La presión de Monsanto se hizo sentir con una lluvia de informes favorables y en 1991, la EPA retiró la calificación que ahora, en 2015, 24 años después, se vuelve a poner.
Esta vez, empero, el dictamen suena definitivo. En el Reino Unido, en España, en Noruega, en Francia, en Argentina, en EE.UU., ya no solo en la OMS, van lloviendo las investigaciones incontrastables. [2]
Diversas organizaciones y grupos críticos de la agroindustria y la quimiquización de los campos, aquí también, en Uruguay se han hecho eco de que el “inocente e inocuo” glifosato produce cánceres. Y no sólo cánceres.
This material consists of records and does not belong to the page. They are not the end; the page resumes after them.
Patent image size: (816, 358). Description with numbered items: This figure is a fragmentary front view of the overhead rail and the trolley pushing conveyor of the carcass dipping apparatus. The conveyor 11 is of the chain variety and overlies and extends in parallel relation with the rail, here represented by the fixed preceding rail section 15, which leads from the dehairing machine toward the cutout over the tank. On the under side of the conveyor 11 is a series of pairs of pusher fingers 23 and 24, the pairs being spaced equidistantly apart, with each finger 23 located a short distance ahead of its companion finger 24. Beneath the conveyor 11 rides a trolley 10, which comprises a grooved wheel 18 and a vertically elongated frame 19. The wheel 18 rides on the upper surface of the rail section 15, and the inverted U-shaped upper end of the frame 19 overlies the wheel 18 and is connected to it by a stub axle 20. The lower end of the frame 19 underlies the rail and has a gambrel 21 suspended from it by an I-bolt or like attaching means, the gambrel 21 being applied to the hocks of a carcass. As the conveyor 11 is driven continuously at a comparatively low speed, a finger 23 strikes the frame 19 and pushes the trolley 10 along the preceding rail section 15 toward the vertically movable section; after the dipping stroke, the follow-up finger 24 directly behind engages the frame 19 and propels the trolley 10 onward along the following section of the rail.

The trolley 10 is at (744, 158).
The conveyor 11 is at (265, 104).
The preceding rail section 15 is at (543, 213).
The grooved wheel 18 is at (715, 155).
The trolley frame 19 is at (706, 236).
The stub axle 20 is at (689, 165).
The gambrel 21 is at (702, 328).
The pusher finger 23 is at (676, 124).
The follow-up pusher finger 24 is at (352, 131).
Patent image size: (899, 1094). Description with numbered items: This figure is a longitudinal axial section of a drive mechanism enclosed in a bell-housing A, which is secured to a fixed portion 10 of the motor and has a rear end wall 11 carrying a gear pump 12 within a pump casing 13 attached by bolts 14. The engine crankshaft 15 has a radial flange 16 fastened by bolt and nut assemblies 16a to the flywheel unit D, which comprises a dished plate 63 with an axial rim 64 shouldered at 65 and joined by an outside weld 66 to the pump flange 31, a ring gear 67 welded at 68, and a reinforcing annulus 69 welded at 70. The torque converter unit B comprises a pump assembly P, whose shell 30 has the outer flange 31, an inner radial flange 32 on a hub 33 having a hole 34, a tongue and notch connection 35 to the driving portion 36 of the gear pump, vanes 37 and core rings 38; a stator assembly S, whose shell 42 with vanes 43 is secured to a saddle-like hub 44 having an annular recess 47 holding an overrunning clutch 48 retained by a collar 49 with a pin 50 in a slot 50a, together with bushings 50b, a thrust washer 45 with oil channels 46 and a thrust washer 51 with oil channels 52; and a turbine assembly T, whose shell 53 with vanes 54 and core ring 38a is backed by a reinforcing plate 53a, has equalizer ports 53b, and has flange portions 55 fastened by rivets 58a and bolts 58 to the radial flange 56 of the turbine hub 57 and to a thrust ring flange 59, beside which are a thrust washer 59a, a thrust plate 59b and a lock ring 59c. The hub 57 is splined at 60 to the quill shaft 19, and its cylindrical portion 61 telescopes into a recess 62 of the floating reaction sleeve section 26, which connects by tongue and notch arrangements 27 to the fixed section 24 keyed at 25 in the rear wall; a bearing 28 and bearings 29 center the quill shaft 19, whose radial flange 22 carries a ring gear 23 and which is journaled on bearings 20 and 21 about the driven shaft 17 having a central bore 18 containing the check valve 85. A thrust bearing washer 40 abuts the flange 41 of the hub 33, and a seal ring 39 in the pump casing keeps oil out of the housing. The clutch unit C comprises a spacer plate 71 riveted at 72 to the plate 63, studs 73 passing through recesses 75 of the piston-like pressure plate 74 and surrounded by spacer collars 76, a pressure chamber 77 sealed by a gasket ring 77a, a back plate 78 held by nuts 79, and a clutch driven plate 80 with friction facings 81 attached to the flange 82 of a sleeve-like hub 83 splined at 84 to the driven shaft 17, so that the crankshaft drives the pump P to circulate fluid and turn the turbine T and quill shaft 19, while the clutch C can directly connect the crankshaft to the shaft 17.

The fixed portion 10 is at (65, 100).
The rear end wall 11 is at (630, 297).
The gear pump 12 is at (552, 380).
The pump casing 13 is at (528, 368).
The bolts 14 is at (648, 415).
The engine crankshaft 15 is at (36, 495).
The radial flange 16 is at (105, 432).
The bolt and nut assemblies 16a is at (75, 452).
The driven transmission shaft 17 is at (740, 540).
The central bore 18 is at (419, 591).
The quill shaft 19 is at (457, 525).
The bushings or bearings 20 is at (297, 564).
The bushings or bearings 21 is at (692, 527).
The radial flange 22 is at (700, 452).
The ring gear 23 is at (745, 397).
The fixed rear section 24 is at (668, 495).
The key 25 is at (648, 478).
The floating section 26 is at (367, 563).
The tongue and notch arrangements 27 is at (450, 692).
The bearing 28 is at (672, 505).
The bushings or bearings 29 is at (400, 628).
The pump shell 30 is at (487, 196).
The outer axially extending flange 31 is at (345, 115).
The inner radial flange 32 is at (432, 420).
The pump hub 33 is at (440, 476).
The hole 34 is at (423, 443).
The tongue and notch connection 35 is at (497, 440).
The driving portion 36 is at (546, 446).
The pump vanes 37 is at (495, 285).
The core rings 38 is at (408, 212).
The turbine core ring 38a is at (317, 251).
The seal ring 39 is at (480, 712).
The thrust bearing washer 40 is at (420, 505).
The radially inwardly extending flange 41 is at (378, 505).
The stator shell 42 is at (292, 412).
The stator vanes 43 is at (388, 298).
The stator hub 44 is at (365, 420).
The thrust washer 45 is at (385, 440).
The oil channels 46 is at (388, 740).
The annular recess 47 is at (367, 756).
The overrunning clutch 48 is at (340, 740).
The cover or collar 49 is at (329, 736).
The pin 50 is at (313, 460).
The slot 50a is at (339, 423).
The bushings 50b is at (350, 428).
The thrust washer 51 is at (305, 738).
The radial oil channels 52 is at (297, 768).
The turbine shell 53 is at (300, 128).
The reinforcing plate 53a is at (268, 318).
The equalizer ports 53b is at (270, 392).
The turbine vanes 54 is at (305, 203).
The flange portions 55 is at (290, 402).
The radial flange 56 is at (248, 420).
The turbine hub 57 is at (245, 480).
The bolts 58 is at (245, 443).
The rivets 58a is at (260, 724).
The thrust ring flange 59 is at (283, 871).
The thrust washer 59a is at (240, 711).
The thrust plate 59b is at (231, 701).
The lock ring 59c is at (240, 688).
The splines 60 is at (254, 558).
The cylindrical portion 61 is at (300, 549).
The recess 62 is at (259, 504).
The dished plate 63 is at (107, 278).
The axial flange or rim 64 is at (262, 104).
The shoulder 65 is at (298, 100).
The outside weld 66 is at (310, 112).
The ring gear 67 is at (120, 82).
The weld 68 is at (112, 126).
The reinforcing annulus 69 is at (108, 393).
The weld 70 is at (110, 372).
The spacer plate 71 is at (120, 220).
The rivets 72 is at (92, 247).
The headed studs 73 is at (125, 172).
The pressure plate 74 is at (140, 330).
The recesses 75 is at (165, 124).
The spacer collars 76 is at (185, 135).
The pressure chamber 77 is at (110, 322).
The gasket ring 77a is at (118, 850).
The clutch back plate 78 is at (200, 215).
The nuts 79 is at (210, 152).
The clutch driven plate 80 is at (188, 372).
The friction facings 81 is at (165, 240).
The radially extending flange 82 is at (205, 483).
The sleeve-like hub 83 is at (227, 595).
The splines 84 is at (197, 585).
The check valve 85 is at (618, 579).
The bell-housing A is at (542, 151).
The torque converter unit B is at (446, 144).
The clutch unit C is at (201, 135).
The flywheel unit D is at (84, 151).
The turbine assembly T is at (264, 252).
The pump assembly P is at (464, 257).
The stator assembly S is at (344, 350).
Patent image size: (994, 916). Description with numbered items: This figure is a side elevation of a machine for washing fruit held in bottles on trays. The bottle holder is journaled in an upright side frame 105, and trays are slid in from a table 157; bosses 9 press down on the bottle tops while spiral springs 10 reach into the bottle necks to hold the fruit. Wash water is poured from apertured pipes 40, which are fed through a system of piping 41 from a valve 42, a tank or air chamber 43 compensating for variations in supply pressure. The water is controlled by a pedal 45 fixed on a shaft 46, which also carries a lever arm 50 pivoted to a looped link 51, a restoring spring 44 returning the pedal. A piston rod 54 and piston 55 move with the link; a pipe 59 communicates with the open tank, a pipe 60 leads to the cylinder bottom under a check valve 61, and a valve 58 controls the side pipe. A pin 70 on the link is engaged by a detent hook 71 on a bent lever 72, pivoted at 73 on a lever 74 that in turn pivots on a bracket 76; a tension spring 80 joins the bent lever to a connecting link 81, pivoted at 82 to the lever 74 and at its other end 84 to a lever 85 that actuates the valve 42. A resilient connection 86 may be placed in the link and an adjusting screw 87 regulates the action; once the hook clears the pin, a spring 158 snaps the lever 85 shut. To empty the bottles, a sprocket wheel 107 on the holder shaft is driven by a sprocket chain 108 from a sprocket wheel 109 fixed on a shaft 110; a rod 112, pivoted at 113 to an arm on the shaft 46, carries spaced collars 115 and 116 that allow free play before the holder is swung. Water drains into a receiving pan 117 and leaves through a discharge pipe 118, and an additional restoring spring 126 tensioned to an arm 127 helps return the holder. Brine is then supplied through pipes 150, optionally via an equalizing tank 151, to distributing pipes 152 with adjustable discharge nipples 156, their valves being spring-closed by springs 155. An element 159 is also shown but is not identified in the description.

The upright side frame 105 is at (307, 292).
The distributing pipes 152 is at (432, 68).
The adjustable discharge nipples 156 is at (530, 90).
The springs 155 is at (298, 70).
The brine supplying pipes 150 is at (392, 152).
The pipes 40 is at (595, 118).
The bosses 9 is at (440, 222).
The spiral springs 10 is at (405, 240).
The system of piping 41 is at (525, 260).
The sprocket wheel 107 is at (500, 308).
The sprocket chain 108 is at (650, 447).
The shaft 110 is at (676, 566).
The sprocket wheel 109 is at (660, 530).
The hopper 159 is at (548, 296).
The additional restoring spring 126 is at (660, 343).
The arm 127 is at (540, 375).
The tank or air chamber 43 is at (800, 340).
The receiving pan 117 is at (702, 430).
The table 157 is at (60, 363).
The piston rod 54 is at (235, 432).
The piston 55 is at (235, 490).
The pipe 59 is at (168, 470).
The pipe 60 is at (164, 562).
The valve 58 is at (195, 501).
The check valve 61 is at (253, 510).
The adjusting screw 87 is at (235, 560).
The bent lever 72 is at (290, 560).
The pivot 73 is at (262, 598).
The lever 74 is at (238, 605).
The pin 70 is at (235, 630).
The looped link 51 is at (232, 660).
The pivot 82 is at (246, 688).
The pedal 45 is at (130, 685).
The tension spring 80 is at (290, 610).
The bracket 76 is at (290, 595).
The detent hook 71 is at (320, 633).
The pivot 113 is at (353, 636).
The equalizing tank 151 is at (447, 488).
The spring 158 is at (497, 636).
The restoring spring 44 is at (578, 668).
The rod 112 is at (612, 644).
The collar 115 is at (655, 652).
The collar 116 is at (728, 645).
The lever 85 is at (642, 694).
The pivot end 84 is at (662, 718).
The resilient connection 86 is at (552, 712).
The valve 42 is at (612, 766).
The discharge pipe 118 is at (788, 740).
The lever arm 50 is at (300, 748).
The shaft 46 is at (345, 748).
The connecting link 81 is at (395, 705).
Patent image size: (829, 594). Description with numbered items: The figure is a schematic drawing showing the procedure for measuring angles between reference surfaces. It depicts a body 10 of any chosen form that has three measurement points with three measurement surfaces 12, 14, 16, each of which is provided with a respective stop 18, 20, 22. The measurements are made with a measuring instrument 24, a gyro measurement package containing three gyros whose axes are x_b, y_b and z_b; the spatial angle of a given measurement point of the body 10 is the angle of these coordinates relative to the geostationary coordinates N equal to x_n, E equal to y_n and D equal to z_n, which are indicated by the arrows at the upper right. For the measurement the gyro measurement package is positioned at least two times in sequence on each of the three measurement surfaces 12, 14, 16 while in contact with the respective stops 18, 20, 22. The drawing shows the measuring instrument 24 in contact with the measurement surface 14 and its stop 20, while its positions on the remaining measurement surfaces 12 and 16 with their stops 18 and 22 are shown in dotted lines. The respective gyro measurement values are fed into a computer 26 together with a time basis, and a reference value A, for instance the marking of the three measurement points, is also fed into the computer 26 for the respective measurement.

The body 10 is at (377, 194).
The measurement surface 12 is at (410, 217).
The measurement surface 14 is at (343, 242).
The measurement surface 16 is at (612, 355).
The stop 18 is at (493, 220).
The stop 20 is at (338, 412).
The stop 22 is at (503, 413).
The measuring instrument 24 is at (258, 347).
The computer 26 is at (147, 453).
Es la lucha de Por Uruguay Sustentable o del Instituto Nacional por los Derechos Humanos, por ejemplo.
Sin embargo, ¿qué vemos entre los referentes y personeros del “campo”, en rigor de la agroindustria?
En primerísimo lugar, no registran la última decisión de la OMS, ni siquiera con los consiguientes antecedentes, muy pesados, para prohibir el glifosato (algo que conlleva el cuestionamiento de los transgénicos, puesto que la mayoría de tales “eventos” están amparados para su desarrollo y madurez en la barrera de un pesticida en particular; el glifosato).
El 5 de abril desde la Agro-Expoactiva nacional el cotidiano montevideano El Observador titulaba: “La soja es la madre de todas las batallas”.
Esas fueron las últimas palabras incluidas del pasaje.